This is a question about two reducibility notions in computability theory. I suspect the answer is a fairly simple construction, and I'm just not seeing it.
For sets $X, Y\subseteq\omega$, we say $X$ is Turing reducible to $Y$ if there is a Turing machine $\Phi$ which, when given $Y$ as an oracle, yields (the characteristic function of) $X$, and we write $X\le_T Y$. We say $X$ is many-one reducible to $Y$ if there is some computable function $f$ such that $f(x)\in Y\iff x\in X$, and we write $X\le_mY$. Clearly many-one reducibility strictly implies Turing reducibility. A bit less clearly, the many-one degrees within a single Turing degree form a surprisingly large and interesting structure (see e.g. http://www.jstor.org/stable/2695042?seq=1, which among other things taught me that "objective" and "subjective" are technical terms in computability theory).

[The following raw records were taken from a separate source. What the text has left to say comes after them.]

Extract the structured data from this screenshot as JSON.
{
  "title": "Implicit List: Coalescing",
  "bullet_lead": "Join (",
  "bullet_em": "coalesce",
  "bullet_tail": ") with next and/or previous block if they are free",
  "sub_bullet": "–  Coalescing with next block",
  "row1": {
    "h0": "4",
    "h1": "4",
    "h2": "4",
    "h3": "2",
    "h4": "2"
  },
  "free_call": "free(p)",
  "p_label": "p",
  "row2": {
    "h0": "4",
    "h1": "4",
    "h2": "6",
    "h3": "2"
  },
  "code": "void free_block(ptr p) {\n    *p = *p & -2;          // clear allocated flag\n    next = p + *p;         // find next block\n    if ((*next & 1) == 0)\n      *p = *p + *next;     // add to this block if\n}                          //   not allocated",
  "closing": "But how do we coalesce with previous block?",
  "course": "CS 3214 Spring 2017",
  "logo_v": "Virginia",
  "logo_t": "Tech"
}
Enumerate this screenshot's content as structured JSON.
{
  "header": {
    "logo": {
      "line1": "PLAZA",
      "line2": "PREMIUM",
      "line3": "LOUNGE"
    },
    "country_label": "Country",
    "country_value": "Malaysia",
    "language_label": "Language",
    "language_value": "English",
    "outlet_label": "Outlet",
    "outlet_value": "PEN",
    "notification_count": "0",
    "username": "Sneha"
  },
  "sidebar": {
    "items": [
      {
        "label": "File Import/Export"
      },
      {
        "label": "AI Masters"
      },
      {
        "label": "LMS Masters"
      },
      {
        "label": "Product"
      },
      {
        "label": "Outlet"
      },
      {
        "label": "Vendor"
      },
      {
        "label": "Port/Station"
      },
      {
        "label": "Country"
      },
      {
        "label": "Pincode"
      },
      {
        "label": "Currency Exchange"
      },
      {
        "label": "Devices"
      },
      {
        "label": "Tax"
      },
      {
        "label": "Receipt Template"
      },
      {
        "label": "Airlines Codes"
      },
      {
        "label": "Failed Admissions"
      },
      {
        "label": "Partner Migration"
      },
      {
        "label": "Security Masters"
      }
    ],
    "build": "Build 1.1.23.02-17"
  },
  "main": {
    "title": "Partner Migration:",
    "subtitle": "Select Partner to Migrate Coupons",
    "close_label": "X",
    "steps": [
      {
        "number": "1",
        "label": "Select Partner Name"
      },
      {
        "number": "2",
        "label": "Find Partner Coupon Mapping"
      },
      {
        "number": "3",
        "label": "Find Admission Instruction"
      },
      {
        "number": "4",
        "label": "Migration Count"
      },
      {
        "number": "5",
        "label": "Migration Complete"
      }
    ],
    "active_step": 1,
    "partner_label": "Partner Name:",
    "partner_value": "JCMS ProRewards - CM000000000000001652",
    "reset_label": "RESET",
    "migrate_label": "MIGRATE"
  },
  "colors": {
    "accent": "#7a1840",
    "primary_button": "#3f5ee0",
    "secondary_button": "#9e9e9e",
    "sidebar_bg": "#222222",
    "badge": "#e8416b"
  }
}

My question is the following:
Suppose $X\le_T Y$. Is there a set $A\equiv_T X$ such that $A\le_mY$?
Note that it is important that $Y$ is kept fixed, here: we of course always have $X\le_m Y\oplus X$, so allowing $Y$ to vary would make the question trivial. This observation amounts to saying that the relation $\le_m\subseteq deg(X)\times deg(Y)$ is total; and the question I am asking is whether it is surjective as well.